Since China entered its now decades-long economic boom, it has wrestled, often unsuccessfully, against air, water, and soil pollution – with government officials often protecting offending industries and silencing dissent. However, that policy may soon have to change as pollution in China is reaching a breaking point. Earlier this year, a study commissioned by China’s Water Resources Ministry found that more than 80% of water wells in the country – specifically those used by farms, factories, and rural households – were unsafe for human use due to pollution.
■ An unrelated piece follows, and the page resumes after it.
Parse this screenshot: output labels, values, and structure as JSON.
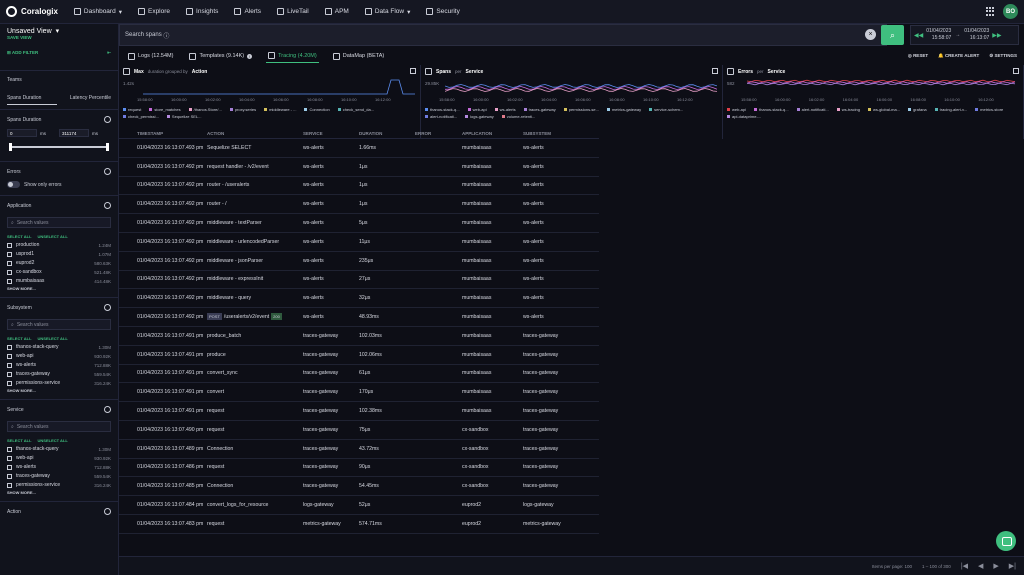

Yet, the Chinese people, faced with few options, are being forced to use these contaminated resources regardless.
The latest example of water contamination comes from Shanghai, where over 100 tons of garbage were found to have contaminated the drinking water reservoir at Chongming island, which serves over 700,000 people. The reservoir is one of the four main water sources of China’s largest city. The suspected offenders are two ships that have been consistently dumping waste upstream from the reservoir in the Yangtze river, though their affiliation is unknown. Over 40 workers were dispatched to clear out the massive amounts of waste crowding the river, but officials estimate that it could take weeks to clear. Despite the influx of garbage, Shanghai’s water authority insist that the city water is safe to drink, though they have cut off the flow of this particular reservoir as they continue testing.
According to the Guardian, videos circulated on Chinese social media showed the areas surrounding the reservoir completed covered in a rainbow of plastic bags, medical waste, and household trash. “There’s enough trash to cover several football fields,” said one local resident who then pulled catheter bags and used IV sacks from the river. Needles and medical tubes have also been found in the sea of trash, which first began washing ashore in early November. Despite the fact that the city has launched clean-up efforts, new waves of garbage continue to flood the island, with a new hitting just this week.
Residents around Chongming Island have been suffering the consequences from environmental and water contamination for much of this past year. For example, in April, more than 500 students developed a slew of illnesses, some as severe as leukemia while others suffered from chronic nosebleeds and rashes. The onset of these health problems were blamed on an illegal toxic chemical dump carried out by nearby factories. Officials ignored the complaints of the children’s parents despite the fact that chlorobenzene – a highly toxic, carcinogenic solvent – was found at levels nearly 100,000 times higher than the legal limit in local drinking water.
As much as people in other countries might like to think that this issue is China exclusive, the contamination of local drinking water supplies is a widespread – and growing – problem found throughout the world, spanning both “developed” and “developing” nations. Oil and gas spills, nuclear leaks, and illegal toxic waste disposal by corporations have taken a toll on the dwindling fresh water supplies throughout the world. This will continue until the state stops supporting corporate interests over the health of its own people.